Well, of course, this works against every inclination of the human heart because you have showboats in the marching band who want to show off their special way that they can play. There is another name for these people, or trumpeters. You also have people in the band who are the sort of person who's saying, hey, I'm in the right spot and all of you are in the wrong spot, you all need to conform to me. So they insist this is where I'm going to stand, I can do no other. So in that they're standing out from the crowd.

Now this is so hard, but when you see a marching band where everyone is doing exactly what they are supposed to do in the way that they are supposed to do it. Everyone perfectly blends into the band, and no one at any point is standing out, it is something difficult and remarkable to behold. Because of our hearts, because of sin, we want glory. We want to stand out in a good way, to be exalted and lifted up and glorified, and people will start to look upon us and see our glory. So it's hard to be in that kind of a situation.

How much more difficult is it to strike the proper pose of humility before the living God? Because God says in Exodus 20:5, “I the Lord your God, I am a jealous God.” In Isaiah 42:8, he says, “I give my glory to none.” Our God does not share his glory. He is a jealous God because he is the only one who rightfully possesses glory. To the extent that we recognize that, we know him and love him and rest and rejoice in his glory. To the extent that we rebel against that, we seek to establish our own glory by whatever means necessary, against his.

Here's what we see in this passage, human glory seeking is wicked and willful, but ultimately weak.
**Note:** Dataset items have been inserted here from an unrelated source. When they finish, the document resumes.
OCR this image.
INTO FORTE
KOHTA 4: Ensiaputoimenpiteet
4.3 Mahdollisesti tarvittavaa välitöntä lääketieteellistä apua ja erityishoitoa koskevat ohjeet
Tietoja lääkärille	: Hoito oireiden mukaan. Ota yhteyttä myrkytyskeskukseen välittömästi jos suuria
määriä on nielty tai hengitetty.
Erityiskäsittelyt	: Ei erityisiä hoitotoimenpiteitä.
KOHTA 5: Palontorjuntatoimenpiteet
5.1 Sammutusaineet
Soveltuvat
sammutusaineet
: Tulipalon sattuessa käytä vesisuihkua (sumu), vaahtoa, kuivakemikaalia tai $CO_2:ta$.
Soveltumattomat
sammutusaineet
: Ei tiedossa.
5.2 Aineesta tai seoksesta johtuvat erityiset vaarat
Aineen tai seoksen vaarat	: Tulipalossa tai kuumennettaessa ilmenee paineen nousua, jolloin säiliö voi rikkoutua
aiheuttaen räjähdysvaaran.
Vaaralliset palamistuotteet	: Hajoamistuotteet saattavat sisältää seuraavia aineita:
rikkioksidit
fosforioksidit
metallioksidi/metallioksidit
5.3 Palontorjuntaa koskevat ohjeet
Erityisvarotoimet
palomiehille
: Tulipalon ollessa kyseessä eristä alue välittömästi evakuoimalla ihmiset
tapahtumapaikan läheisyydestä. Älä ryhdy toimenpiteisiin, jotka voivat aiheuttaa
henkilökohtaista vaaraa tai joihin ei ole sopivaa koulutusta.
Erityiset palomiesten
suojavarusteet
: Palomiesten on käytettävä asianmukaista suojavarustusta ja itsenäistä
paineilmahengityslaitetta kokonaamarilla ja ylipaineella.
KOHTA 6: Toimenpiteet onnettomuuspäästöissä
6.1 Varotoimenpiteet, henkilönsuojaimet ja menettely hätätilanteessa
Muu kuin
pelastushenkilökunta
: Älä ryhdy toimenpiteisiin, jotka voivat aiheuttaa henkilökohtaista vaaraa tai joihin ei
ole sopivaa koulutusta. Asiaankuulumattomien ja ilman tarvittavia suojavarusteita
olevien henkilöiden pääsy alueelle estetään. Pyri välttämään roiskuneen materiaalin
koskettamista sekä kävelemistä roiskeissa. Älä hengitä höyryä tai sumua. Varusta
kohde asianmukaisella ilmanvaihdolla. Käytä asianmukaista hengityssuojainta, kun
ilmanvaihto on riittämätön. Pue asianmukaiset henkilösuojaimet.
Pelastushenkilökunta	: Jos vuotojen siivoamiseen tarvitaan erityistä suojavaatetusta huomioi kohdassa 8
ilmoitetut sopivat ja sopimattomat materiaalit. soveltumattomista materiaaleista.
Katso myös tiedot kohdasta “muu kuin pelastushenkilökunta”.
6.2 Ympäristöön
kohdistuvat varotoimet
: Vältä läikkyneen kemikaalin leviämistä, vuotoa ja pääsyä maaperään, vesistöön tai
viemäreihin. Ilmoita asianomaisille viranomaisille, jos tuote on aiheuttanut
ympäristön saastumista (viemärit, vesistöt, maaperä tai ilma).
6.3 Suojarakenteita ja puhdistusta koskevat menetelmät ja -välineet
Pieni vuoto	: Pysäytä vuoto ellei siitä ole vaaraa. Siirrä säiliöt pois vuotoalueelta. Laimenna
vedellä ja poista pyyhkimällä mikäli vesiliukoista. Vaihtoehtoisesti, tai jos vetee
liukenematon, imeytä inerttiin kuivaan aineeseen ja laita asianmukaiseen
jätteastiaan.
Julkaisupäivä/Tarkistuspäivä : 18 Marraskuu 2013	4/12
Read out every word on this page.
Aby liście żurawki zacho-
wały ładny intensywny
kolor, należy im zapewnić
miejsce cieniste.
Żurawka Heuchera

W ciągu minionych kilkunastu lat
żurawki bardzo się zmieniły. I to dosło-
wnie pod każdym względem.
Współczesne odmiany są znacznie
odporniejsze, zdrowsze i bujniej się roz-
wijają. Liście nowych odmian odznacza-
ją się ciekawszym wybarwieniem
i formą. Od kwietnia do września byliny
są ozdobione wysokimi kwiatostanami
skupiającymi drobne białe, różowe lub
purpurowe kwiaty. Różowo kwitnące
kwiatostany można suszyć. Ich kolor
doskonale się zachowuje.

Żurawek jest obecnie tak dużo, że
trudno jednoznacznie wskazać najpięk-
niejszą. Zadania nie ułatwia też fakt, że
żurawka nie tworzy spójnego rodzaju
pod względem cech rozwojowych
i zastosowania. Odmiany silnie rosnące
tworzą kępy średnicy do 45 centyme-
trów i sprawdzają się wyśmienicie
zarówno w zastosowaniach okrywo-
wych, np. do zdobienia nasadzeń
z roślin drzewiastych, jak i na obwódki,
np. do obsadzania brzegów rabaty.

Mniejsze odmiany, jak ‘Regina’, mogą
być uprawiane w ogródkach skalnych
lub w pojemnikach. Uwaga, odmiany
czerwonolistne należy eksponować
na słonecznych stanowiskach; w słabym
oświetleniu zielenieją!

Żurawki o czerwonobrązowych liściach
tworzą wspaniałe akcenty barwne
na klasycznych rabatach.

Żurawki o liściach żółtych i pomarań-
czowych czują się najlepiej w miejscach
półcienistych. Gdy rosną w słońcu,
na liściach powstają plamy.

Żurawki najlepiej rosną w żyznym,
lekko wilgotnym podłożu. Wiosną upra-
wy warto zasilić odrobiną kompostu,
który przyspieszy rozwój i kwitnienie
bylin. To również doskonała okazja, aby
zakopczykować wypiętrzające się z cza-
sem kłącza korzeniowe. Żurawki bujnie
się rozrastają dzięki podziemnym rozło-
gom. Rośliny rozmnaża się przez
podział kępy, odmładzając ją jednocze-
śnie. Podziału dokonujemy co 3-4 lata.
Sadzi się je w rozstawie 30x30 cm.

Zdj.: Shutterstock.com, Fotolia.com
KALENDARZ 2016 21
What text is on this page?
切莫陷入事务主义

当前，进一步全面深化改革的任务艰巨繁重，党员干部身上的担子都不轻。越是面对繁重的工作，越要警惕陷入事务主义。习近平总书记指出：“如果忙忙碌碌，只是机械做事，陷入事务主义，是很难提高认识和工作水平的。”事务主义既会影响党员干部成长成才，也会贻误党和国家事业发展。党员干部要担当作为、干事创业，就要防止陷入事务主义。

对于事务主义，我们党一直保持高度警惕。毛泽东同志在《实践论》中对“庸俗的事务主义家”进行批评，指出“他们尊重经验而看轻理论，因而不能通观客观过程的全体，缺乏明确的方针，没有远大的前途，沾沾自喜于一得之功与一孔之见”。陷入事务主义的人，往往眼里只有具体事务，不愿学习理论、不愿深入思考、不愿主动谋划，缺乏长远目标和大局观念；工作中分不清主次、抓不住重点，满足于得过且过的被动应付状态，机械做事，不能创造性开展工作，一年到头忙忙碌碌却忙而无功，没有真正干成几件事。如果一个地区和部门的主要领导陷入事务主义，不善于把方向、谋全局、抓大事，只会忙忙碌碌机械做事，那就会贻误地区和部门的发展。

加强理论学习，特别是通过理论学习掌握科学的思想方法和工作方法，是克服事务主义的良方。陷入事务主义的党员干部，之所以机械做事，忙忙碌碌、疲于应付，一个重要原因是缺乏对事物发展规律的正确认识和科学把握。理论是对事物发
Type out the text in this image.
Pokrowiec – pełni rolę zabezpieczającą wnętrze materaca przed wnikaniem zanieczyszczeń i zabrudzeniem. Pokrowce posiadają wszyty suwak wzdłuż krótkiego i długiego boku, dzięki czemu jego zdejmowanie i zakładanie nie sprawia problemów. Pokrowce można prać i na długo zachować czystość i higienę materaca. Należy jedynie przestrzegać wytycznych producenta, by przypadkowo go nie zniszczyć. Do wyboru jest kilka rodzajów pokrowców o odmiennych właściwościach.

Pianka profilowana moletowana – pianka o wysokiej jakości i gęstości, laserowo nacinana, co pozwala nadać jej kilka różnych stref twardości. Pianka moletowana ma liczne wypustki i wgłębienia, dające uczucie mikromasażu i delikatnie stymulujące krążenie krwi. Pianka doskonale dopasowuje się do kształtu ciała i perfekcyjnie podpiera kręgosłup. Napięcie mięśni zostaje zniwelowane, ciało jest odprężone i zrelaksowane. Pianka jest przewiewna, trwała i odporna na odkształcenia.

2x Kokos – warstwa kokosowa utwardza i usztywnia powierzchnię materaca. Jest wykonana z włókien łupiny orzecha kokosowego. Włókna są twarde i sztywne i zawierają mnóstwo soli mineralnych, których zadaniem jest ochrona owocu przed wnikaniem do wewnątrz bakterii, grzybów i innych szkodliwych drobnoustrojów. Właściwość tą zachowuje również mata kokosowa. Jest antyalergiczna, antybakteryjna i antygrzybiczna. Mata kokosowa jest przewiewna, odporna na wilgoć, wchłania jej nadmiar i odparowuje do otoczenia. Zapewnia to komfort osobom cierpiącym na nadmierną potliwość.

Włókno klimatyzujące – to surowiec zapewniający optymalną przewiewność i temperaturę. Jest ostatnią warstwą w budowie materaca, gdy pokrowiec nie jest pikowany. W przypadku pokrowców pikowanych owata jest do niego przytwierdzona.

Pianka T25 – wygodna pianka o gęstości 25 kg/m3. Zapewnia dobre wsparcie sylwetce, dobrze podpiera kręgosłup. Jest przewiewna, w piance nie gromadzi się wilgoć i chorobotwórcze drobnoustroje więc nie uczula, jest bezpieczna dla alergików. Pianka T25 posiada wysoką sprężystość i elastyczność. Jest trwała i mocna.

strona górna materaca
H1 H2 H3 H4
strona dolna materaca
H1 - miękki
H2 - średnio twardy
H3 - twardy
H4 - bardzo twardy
We read at the beginning of John chapter seven that Jesus is in Galilee and that he's remained in Galilee, probably for about the last six months. In John chapter six, we read the Passover Feast was about to happen. Well, now we read that the Feast of Booths is about to happen. So we're talking the difference between about March or April all the way to about September or October. So for about six months Jesus has essentially been hiding in Galilee, because if he goes to Jerusalem, if he goes to Judea, then he will have to answer and face charges from the last time he was there. He healed a man on the Sabbath and everyone lost their mind and they wanted to kill him. Because not only did it heal the man on the Sabbath, but he also said that God was his own Father, making himself equal with God in John 5:18.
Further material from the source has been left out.